★日鉄のUSS買収の訴訟問題。
・・・買収計画を破棄する期限が当初の2月2日から6月18日まで延長されたと日鉄・USSが発表した、と報道されている。
◆ 訴訟がなされているので、対米外国投資委員会(CFIUS)が、日鉄・USSが「両社間の買収実行期限である6月18日までは計画破棄期限を延長してほしい」と言えば、それくらいは認めることは大いに想定内である。
ただし、以下の日経記事が最後に言っている「まずは米政府が働きかけて、米裁判所が日鉄側の訴えを却下する可能性が残る。」という点は、全く変わりない。というか、日経は、日鉄に配慮してだろうが「訴え却下の可能性が残る」などと控えめな書き方をしているが、私は遥かに悲観的である。
【1】裁判所の門前払い・却下:
・何度も書いている通り、日鉄は「米政府の判断に不法な政治的介入があった」として訴訟しているが、米政府がこの買収で米国の国家安全保障のリスクを判断する際、どのリスクをどう重視して決定的と思うかは、もう100%政治的判断である。つまり、国家安全保障判断そのものが、もう丸ごと「政治的介入判断」なのだ。だから、米政府の国家安全保障判断に「違法な政治介入」は論理的にあり得ない。全部、合法なのだ。
・もし手続きの重大な瑕疵があった場合を除いて。
・また、もしUSWなど労組やクリフスなどと政府が米国内で色々会話していたとしても、会話しないで政府が頭の中だけで判断することもあり得ないから、どんな会話があっても、違法性を見出すのは難しい。
⇒ ということで、これは「政治問題の法理(Political Question Doctrine)」により、裁判所が判断を控える問題となり、裁判所のJusticiabilityを外れる訴訟事案と判断される公算が非常に高く、門前払いになるのではと私は思う。外れたらごめんだが。
【2】USS社への破談違約金問題:
・私は、「門前払い」になるだろうことは分かった上で、なお日鉄が訴訟に踏み切ったのは、もう日鉄経営陣の意地・プライド・面子だけだろう、と見ている。
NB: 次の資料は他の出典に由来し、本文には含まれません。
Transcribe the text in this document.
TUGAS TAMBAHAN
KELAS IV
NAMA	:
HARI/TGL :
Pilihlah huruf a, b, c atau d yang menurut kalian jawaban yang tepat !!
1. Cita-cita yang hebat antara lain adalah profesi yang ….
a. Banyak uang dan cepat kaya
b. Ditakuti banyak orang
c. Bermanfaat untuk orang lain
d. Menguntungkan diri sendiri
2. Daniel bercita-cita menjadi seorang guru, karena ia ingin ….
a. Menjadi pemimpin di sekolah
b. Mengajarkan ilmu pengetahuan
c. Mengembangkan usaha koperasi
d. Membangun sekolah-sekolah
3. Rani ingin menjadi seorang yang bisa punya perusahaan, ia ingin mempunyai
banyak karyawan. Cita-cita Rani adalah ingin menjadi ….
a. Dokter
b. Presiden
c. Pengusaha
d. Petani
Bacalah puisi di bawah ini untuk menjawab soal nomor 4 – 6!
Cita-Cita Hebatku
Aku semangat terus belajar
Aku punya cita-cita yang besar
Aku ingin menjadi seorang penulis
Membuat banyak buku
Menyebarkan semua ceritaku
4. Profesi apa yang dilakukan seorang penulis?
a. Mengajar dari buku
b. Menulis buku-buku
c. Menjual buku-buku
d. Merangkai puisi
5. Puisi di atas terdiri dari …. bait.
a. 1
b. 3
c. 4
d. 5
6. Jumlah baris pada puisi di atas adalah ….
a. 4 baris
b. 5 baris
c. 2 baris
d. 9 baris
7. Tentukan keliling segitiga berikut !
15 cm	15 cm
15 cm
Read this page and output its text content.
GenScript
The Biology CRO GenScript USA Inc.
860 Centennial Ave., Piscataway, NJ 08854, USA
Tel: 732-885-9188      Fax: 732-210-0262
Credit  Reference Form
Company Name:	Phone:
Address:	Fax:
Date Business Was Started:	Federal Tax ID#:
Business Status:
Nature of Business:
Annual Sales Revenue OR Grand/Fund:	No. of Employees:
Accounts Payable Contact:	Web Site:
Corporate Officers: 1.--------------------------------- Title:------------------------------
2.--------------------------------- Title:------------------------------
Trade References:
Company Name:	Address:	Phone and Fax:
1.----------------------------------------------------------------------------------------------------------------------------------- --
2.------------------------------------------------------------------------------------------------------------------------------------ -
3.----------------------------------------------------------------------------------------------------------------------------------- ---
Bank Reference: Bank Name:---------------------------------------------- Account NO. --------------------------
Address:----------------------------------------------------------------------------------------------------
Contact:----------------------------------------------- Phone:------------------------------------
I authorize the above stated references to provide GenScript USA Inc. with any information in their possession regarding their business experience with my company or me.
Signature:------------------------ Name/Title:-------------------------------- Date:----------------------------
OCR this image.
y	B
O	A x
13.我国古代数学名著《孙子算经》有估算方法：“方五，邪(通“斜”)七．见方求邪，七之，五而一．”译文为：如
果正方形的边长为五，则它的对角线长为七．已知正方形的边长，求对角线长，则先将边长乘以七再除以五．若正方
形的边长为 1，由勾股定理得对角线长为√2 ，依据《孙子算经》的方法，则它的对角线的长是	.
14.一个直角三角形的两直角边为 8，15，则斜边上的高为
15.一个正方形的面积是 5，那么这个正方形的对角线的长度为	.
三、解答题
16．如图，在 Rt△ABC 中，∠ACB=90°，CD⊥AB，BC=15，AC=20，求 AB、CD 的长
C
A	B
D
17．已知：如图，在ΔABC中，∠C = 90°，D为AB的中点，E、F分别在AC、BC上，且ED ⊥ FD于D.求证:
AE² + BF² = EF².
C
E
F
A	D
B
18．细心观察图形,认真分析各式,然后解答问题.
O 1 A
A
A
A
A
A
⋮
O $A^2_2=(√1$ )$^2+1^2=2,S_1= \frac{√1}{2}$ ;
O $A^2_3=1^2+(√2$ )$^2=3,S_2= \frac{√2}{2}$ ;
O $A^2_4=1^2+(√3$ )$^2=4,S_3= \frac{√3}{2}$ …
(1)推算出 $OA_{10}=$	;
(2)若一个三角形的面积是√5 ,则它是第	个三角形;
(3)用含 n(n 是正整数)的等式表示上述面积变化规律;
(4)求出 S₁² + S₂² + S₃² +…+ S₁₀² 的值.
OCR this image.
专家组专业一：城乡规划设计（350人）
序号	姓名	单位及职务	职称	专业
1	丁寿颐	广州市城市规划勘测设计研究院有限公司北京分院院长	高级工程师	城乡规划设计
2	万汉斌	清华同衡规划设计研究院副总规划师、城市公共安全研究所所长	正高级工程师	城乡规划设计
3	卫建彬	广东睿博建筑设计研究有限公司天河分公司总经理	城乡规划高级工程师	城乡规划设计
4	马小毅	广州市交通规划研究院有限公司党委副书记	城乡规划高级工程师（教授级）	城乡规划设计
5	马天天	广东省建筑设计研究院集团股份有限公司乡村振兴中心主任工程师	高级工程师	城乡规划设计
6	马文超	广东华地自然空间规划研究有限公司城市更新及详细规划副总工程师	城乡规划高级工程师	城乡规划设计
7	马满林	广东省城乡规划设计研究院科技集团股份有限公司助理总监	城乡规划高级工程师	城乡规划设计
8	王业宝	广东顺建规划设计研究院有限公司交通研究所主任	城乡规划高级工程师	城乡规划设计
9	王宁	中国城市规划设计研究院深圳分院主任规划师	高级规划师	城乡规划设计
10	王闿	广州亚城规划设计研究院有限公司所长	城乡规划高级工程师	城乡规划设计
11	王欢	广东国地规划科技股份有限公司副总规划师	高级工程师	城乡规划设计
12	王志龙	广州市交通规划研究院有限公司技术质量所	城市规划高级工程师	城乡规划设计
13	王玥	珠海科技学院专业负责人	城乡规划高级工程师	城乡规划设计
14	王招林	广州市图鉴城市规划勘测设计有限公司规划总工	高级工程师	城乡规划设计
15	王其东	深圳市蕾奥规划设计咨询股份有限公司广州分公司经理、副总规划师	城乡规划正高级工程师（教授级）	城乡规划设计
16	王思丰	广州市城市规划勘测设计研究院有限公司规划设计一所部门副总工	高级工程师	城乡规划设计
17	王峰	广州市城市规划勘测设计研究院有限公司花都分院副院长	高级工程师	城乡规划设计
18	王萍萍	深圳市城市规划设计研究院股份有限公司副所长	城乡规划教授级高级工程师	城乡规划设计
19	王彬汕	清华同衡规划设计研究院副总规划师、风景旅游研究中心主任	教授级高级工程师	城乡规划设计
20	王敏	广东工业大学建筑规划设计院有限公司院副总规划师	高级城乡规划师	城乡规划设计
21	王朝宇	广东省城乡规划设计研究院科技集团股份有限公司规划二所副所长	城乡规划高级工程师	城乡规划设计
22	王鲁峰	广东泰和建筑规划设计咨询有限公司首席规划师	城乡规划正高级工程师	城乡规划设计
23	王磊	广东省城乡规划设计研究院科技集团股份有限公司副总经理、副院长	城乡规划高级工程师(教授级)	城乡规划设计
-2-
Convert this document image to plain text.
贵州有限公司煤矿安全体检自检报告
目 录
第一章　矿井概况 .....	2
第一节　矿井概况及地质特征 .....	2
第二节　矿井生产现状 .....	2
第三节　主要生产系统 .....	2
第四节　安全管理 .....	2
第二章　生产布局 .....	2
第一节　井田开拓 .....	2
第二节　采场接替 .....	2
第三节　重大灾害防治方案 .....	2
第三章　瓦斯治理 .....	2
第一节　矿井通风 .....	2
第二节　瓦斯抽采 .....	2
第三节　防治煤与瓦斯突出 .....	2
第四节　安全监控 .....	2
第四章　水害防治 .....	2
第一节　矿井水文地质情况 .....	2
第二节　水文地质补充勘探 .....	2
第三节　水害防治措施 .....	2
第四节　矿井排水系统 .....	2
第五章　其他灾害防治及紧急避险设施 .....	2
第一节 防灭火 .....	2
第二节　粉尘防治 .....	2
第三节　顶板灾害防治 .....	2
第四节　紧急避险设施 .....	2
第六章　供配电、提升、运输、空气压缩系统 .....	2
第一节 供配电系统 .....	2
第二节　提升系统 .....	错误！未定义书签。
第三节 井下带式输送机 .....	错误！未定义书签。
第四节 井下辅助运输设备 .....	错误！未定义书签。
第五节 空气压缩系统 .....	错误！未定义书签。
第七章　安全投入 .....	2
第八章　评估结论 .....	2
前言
それに対し、多くの方や報道解説が、USSとの買収契約上の破談違約金逃れのためでしょうと言う。
・それは契約条文が分からないから、私も100%確実には主張出来ないが、私は以下と思っている:
・・・破談違約金の除外条件として、いわゆるActs of governmentは、契約上の一般論的には不可効力による除外事項になってはいるだろうが、こと、「CFIUS/米政府の安全保障理由の買収不同意」は除外の除外になっていたのではないか?と思っている。もう事前にかなり不同意の可能性があったから、それを除外しないことで、日鉄をして、対米国政府のロビイングに注力させるためだ。
・・・しかし、注力にも拘わらず、残念ながら、買収不同意の判断がおりてしまった。なら、そこから訴訟するだけでは、違約金債務からは逃れられない契約条項になっている可能性が結構あるように思う。・・・つまり、訴訟結果、日鉄が勝訴しない限り違約金債務は発動されてしまうのではないか、ということだ。
・・・この点、流石に、契約条項の詳細は報道で解説されてないから、私を含めて、どちらの意見の場合も、推察で語るしかない。・・・あるいは、契約条項上、微妙性があり、将来、日鉄・USS間で争う場合、日鉄として「訴訟は試みた」といって違約金逃れを主張する根拠が全くない訳もないのかも知れない。・・・しかし、私は、そういう根拠はない条文でしかないのでは、と推察している。なら、勝算なきこの訴訟。日鉄のメンツだけである可能性が高い。